Carlyle Group is retreating from a corner of the Chinese real estate market as the firm's new leadership refocuses its strategy.
The alternative asset manager plans to spin out its China-focused real estate team by the end of the year amid waning investor appetite for a country-dedicated property fund, Brooke Coburn, deputy chief investment officer of Carlyle's real assets segment, said in an interview.
"We discovered a nuance when it comes to investors and traditional funds in the Chinese market," he said. "Investors want to be more prescriptive on terms including the timing of the exit or pursue either smaller transactions or deals that require shared control."
This nuance appears to be specific to offshore managers, according to data from Preqin. The New Jersey Division of Investment, Canada Pension Plan Investment Board and the New Hampshire Retirement System have all invested in Chinese real estate funds, but as a point of difference, these have been managed by Asia-based firms such as GLP, CapitaLand and Citic Capital, respectively.

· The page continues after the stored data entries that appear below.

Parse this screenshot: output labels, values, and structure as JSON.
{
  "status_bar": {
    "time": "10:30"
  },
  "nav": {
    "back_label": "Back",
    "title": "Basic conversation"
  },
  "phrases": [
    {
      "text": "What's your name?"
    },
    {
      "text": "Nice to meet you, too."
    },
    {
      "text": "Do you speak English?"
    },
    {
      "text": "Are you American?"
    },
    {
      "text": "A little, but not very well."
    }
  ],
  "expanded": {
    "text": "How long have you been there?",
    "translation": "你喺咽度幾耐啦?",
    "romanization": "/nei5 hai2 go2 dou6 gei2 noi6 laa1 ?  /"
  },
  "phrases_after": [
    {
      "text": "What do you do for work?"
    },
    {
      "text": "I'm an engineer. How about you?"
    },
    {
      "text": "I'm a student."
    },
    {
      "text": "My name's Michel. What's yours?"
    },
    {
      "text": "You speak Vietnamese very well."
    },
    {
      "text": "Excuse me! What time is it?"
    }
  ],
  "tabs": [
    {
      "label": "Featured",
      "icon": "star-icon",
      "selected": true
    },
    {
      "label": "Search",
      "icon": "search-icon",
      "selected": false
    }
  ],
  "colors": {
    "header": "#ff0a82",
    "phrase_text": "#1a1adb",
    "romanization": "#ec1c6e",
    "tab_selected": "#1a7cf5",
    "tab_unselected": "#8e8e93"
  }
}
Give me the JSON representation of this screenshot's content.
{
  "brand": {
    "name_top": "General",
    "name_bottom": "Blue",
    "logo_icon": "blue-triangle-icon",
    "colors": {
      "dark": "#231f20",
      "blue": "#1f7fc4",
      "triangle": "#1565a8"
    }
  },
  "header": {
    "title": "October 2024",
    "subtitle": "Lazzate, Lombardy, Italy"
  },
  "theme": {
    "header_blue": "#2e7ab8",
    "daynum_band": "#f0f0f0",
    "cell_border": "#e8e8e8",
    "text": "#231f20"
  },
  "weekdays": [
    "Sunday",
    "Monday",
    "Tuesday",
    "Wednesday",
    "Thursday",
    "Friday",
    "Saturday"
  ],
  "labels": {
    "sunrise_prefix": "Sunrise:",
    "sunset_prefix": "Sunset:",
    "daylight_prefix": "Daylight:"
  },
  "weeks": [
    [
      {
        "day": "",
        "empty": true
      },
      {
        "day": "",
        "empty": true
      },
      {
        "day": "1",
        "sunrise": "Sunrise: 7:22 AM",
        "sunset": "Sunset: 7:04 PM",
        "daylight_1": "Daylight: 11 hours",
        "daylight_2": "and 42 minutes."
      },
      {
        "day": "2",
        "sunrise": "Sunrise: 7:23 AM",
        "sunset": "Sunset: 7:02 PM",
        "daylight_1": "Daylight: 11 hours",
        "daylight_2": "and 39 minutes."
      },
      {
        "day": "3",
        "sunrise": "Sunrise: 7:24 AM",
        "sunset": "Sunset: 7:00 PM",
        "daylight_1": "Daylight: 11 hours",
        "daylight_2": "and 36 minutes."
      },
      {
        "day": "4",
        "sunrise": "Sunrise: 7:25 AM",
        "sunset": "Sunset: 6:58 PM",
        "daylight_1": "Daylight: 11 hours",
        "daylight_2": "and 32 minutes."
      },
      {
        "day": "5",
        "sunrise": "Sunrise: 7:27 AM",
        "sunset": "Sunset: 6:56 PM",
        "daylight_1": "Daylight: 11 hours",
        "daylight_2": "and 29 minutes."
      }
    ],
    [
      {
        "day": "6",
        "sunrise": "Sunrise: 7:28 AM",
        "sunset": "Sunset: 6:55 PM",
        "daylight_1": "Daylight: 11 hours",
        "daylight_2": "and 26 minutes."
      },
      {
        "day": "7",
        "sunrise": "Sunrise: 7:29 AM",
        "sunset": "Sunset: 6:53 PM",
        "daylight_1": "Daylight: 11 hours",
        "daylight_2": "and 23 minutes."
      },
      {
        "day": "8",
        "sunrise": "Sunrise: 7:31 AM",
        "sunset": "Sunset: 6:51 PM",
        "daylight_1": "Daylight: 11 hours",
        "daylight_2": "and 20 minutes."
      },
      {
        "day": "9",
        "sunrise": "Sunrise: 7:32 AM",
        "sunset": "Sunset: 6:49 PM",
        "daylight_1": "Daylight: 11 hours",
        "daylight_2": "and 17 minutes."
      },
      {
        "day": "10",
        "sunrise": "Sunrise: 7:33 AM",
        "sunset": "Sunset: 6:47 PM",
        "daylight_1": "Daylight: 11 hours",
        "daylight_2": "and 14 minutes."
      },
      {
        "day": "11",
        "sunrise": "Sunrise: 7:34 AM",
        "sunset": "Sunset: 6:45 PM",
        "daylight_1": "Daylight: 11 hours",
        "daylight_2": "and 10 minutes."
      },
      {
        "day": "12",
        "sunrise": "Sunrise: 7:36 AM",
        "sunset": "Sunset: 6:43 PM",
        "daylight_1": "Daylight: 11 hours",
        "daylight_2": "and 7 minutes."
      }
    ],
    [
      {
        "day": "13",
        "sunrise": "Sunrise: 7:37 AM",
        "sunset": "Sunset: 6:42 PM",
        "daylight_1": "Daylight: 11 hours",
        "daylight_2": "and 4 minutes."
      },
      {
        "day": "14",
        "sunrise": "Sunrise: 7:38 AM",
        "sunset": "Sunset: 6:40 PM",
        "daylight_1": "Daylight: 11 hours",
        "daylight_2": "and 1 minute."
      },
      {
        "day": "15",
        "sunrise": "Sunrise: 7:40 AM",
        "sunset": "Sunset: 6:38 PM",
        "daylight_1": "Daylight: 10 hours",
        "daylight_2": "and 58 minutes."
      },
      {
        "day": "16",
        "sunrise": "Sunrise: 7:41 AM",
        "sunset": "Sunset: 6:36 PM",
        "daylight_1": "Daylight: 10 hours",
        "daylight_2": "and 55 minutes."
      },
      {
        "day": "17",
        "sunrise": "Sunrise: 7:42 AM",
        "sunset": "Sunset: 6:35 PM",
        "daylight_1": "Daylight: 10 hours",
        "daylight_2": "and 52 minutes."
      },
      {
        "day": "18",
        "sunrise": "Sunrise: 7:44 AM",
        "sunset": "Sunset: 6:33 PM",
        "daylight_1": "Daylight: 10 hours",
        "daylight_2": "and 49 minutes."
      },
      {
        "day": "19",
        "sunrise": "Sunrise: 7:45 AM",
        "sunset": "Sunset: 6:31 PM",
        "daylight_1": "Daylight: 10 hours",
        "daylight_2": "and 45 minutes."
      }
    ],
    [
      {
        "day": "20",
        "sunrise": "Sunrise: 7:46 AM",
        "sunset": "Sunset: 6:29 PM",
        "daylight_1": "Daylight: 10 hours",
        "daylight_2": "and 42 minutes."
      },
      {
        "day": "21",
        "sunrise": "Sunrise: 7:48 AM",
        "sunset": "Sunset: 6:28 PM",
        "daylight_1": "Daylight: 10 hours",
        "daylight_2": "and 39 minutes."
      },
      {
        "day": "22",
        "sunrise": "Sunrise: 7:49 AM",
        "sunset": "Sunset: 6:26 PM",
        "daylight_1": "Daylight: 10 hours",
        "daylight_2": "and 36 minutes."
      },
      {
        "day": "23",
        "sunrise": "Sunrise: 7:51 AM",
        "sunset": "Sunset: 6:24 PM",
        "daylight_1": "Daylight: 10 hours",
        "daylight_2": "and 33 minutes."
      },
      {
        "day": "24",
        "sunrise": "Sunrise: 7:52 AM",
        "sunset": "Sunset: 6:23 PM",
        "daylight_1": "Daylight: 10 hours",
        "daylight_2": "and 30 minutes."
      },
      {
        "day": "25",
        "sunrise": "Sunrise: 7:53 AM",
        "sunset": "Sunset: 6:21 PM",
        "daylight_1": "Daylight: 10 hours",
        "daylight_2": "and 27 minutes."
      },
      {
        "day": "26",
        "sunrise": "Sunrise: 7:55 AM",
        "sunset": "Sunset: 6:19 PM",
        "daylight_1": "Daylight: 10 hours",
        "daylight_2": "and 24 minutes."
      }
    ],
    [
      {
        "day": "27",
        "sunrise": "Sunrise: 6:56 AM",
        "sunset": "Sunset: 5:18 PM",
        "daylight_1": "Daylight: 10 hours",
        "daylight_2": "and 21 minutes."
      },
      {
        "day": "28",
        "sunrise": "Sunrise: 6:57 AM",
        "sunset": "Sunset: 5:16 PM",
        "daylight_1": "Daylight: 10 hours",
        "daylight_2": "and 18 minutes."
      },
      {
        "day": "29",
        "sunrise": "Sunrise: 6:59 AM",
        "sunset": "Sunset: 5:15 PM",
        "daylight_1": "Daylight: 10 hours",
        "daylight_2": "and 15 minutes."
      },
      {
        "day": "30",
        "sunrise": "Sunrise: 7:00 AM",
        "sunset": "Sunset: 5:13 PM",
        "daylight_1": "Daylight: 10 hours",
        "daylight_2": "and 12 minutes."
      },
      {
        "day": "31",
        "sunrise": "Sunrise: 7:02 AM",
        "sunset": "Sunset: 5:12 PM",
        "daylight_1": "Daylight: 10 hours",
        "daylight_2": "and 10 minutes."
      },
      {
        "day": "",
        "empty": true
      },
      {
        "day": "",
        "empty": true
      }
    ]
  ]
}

Carlyle began raising capital in 2016 for Carlyle China Realty, targeting $500 million, according to data compiled by Bloomberg. But by mid-2017, after gathering some $120 million, the Washington-based firm stopped seeking capital for the fund because it had discovered outsize interest for separately managed accounts as a way to invest in Chinese real estate.
Kewsong Lee and Glenn Youngkin, who took the reins at Carlyle in January as co-CEOs, have overhauled the firm's Asian unit and created an integrated platform — led by Xiang-Dong Yang — that invests across buyout, growth, real estate and local currency deals. "This one-team approach is extremely effective and has been well-received by the market, and our platform is firing on all cylinders," Mr. Lee said.
"Our co-CEOs are focused on allocating strategic resources to businesses that generate the most opportunity," Mr. Coburn added.
The change comes months after Carlyle parted ways with senior property executives including Jason Lee, its head of Asia real estate, following a decision to narrow its focus to China.
Before launching the China-focused fund, Carlyle managed $500 million for the National Pension Service of Korea that was earmarked for China real estate deals and was set to invest another $500 million for that investor until this past spring, when it hit the pause button. The firm says it has never lost money on an investment in Chinese real estate and delivered annualized returns of between 15% and 18%, before fees.
Carlyle's retreat from investing in Chinese real estate through a typical fund structure is different than its exit from the hedge fund business.
"When we have a team or a strategy that has not performed, we get out of that business and turn off the lights, but this is a different scenario," Mr. Coburn said.
Once spun off, the team — led by Han Chen — will continue to oversee the investments made by Carlyle China Realty and the firm's managed accounts until they're sold.
Carlyle, which along with its executives have roughly $50 million invested across that fund and a logistics business it has backed, will retain control over decision-making, reporting and compliance of its existing assets. But Mr. Chen's team can raise third-party capital and pursue deals without Carlyle's involvement.
After the spinoff, Carlyle will only be investing in Asian real estate through Carlyle Asia Partners V, its main buyout fund for the region. Real estate-related deals pursued by that fund are likely to include companies that operate hotels or logistics businesses, rather than single-asset deals that are favored by Carlyle's real estate funds in North America and Europe.
In contrast, rivals such as KKR & Co. and Blackstone Group have been expanding their presence in the region. Blackstone in March raised $7.1 billion, besting its previous $5 billion record for the biggest-ever dedicated Asian property fund. And in May, KKR's Asia head Ming Lu said there's a "wide-ranging need for financing and restructuring solutions for properties across the region" in a statement announcing the hire of a new head of real estate in the Asia-Pacific.